Prokofiev’s Sixth Symphony is a fairly rare visitor to concert halls.  It’s a historically important work, though.  First performed in Leningrad in October 1947, when it travelled to Moscow two months later it provoked denunciation by the Communist Party and the Union of Soviet Composers.   His Fifth Symphony may have won a Stalin Prize earlier that year, but the Sixth was excoriated as ‘expressionist and neurotic’, ‘abnormal, repulsive and pathological’.

To twentieth-century ears, the symphony’s modernism seems unremarkable, and there is much lyrical beauty, particularly in the long central Largo.  Conducting an enlarged string section to complement the extensive wind and brass forces, Noseda shaped the delicacies of this movement expressively, sustaining the prevailing breadth of line, but countering the lyricism with episodes of quasi-mechanical percussiveness – skilfully balancing emollience and aggression.  The glory of the full, flowing tutti sound grabbed the ear and heart: a wonderful expansiveness of colour and timbre, spanning from tuba to piccolo, with harp, oboe, trumpet, strings shining in between, cohering into an embracing lushness.

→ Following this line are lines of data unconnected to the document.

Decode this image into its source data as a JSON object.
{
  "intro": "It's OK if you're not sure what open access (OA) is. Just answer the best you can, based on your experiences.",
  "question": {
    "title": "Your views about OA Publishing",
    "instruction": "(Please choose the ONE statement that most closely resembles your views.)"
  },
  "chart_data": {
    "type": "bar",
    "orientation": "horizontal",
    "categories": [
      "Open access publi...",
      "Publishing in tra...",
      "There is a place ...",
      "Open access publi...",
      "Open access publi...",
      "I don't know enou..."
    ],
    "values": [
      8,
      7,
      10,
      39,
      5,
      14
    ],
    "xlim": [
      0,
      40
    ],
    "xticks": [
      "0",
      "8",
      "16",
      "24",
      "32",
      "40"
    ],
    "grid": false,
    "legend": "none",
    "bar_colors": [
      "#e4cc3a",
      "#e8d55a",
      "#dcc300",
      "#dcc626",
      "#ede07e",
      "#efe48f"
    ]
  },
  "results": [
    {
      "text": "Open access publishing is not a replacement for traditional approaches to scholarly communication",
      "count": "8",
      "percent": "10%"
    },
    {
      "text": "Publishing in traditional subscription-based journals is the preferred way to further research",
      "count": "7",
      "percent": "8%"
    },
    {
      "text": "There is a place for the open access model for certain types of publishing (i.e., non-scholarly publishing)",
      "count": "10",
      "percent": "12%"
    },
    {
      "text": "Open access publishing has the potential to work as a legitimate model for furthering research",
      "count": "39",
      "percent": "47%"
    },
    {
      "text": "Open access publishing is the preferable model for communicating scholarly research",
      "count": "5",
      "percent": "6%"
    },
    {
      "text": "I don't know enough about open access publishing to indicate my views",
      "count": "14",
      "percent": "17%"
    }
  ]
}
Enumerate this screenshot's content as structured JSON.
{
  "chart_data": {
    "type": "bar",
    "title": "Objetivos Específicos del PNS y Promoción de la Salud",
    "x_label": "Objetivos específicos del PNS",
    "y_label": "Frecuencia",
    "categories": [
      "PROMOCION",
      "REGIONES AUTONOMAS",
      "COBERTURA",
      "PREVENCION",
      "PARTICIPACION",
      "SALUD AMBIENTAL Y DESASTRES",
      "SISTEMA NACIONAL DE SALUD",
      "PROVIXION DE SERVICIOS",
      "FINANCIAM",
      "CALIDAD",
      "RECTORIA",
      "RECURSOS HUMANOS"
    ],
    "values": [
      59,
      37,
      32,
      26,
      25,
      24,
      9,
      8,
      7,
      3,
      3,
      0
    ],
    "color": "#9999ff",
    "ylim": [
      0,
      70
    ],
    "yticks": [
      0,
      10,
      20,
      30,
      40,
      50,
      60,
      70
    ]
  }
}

The Allegro moderato was more chiselled, austere, its colours dark, the mood tense.  The strings’ unison fragments were lithe, horn solos plaintive yet penetrating.  Noseda created a persuasive sense of an accumulating musical argument, the music somehow both modern and classical in spirit.  There was a Haydn-esque ‘lightness’ at the start of the Vivace, too, flute and tuba ‘duetting’ above celli pizzicatos, the violins’ articulations impressively crisp and airy.  But, that the breeziness is ironic, painfully so, was made increasingly evident, the jauntiness giving way to jarring hammer blocks – unambiguously grim and grave.